The Last Supper: Redux
Call it superstition or post-traumatic response, but I haven’t been to a Greek restaurant nor ordered it for delivery since March 14, 2009.
It was the last meal Alberto and I shared, and I still have our delivery order written in my Sharpie handwriting: scallops and salad for me; an order of saganaki and a gyro platter with an extra side of gyro meat for him.
This weekend found me at Alberto’s sister’s place in Jersey, sprawled between my mom-in-law and niece, overhearing take-out options.
We’re not doing Italian again, Barby says.
We can do whatever you want, replies Anthony, her Italian husband.
There’s Greek. Chinese? What about Mexican? Barby suggests.
No good Mexican places nearby, says Tony.
Fine. What sounds good?
This banter continues for another five minutes.
I’m hungry enough to choose for them.
What does Tré think we should have? Barby asks.
The room looks at me.
Greek, I say, half-surprising myself.
I do not explain the significance of ordering Greek when Barby hands me a menu. Nor when the food arrives with Anthony’s gyro platter and extra side of gyro meat. Or Barby’s order of saganaki.

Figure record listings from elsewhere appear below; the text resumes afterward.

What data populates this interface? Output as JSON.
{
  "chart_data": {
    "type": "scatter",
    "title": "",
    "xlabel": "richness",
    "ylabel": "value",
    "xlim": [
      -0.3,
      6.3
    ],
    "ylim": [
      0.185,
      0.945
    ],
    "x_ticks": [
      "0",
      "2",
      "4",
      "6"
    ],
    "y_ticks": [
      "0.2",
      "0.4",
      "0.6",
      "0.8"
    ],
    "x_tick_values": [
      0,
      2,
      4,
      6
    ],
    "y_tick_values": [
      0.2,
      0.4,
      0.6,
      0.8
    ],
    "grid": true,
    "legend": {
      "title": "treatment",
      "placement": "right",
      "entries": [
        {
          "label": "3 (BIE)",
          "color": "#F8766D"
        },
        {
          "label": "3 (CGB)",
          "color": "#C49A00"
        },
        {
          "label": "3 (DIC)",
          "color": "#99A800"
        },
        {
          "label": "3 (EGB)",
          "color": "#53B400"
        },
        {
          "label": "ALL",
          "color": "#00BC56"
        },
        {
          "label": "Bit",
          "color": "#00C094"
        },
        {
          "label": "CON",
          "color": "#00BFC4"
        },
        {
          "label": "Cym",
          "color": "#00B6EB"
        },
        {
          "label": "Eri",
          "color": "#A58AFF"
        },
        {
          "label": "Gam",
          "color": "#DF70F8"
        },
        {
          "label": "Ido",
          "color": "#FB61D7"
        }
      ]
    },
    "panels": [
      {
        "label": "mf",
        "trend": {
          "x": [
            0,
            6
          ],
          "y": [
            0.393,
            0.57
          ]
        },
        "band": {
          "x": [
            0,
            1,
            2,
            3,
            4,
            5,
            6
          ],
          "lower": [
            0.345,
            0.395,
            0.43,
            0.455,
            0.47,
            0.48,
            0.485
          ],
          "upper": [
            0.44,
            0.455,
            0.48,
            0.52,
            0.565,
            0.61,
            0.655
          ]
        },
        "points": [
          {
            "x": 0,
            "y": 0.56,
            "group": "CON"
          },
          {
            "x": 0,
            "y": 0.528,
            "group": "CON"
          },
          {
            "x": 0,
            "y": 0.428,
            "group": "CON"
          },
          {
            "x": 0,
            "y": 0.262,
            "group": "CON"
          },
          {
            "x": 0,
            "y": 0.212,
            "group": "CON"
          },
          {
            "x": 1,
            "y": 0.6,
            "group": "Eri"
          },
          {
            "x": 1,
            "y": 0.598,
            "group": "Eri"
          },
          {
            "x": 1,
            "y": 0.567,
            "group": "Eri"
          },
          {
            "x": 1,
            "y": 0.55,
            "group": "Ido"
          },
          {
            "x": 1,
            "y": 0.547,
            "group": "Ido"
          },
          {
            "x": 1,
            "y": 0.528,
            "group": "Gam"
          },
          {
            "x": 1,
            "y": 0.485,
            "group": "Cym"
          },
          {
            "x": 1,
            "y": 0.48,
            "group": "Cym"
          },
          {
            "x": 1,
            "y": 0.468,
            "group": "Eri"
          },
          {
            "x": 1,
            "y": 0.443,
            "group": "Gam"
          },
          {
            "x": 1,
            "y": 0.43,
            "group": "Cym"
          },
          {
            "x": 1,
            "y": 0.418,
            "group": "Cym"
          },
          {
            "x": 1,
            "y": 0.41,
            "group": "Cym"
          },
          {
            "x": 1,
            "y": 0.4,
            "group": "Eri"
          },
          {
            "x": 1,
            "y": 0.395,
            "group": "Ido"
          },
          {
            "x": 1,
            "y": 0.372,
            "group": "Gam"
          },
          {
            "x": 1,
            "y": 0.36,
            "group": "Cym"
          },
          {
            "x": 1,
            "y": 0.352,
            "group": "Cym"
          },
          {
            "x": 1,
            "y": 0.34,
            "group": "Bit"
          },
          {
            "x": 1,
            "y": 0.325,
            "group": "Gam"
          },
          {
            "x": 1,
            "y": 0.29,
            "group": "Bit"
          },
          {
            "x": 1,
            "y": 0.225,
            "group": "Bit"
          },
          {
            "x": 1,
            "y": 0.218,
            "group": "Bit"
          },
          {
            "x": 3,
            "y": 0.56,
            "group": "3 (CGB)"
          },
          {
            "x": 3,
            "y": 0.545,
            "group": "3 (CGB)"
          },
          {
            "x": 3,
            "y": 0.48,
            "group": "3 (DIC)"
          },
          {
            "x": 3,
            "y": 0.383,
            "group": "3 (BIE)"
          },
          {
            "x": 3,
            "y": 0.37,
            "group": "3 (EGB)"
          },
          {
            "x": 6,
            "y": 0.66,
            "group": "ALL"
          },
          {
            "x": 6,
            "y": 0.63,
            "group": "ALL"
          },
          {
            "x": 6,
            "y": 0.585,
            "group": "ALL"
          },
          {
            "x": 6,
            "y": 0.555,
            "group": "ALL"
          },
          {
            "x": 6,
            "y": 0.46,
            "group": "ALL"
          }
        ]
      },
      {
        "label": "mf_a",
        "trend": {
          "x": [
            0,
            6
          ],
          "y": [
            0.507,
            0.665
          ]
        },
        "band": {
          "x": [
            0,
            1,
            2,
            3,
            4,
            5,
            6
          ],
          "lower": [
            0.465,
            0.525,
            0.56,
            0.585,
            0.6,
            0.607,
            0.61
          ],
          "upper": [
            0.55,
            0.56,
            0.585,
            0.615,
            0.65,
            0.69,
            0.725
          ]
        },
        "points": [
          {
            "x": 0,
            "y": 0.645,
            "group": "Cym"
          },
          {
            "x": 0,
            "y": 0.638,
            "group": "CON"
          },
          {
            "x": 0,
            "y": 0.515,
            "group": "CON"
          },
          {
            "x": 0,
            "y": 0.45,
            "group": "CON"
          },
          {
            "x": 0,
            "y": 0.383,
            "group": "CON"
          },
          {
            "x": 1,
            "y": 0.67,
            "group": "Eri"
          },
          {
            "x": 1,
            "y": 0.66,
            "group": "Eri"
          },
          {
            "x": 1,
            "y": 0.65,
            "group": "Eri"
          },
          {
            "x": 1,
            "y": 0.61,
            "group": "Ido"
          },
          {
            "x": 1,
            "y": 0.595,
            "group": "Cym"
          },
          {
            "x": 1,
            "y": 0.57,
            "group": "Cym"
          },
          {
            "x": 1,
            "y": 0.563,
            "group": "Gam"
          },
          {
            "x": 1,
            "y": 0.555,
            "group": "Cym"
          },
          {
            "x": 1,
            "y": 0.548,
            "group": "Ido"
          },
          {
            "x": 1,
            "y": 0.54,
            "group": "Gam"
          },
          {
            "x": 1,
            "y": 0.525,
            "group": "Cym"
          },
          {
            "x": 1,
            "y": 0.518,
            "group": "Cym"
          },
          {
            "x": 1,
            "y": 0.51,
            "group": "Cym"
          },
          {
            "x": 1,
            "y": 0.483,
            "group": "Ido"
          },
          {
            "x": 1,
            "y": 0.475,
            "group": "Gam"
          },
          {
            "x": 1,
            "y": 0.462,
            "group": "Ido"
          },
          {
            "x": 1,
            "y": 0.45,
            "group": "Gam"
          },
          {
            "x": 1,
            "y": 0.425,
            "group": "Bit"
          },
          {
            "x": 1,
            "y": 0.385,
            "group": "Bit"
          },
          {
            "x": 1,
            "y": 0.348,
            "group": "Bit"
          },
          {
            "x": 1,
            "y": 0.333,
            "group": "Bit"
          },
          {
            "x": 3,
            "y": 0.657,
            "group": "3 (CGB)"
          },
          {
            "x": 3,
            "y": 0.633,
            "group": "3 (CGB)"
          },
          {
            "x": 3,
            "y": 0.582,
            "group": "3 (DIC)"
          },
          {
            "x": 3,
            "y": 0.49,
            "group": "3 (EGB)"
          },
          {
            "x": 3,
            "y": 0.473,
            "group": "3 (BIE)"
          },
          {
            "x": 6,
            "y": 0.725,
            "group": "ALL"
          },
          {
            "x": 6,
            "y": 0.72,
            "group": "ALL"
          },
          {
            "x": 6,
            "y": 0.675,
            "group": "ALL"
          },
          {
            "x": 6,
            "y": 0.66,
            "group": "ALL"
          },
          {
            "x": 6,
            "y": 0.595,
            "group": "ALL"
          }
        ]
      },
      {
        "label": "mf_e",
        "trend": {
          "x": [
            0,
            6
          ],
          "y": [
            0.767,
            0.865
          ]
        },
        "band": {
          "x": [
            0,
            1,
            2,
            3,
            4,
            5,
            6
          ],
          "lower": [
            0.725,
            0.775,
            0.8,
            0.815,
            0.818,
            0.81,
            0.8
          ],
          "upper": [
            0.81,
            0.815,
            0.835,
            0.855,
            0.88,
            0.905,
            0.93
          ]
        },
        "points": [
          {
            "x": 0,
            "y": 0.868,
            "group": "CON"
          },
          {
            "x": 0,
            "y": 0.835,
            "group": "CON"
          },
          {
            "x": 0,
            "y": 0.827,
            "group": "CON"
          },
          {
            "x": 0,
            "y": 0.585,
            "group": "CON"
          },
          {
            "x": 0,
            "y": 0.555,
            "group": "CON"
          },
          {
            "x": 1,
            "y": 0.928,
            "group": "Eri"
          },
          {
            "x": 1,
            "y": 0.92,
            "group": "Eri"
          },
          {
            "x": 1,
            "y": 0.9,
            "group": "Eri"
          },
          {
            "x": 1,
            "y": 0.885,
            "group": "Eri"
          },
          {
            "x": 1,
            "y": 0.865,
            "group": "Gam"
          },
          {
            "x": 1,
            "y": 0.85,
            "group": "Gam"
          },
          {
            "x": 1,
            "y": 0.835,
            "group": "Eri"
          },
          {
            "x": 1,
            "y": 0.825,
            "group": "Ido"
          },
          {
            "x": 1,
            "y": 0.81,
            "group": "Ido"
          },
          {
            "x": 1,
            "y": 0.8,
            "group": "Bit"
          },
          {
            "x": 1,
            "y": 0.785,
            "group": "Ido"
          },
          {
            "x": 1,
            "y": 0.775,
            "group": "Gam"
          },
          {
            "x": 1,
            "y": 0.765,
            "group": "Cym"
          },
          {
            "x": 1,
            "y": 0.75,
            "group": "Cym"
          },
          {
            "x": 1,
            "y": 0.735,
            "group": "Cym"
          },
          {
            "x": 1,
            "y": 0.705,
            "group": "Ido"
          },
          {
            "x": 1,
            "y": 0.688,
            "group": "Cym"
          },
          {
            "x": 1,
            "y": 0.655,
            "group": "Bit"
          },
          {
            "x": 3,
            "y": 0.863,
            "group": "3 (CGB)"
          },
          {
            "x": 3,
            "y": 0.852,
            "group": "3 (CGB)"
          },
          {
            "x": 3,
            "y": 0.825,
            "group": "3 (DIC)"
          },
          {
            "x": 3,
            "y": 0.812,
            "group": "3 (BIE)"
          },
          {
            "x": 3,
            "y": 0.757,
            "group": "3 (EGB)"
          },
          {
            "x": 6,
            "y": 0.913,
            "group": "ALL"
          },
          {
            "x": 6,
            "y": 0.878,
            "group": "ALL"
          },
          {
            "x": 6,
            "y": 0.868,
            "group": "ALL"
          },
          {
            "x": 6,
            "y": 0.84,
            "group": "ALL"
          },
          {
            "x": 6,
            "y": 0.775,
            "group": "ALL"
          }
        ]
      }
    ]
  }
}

Instead, I inhale scents I’ve avoided for nearly four years.
(Alberto’s last meal.)
Note the faces and voices around me.
(Replicated with his mother, sister, goddaughter.)
When Barby offers me the last wedge of saganaki, I do not say no.
Slowly, deliberately, I slice it in two and share it with his mother, whose yummmm is like hearing the voice of a long-lost lover from somewhere in a crowd.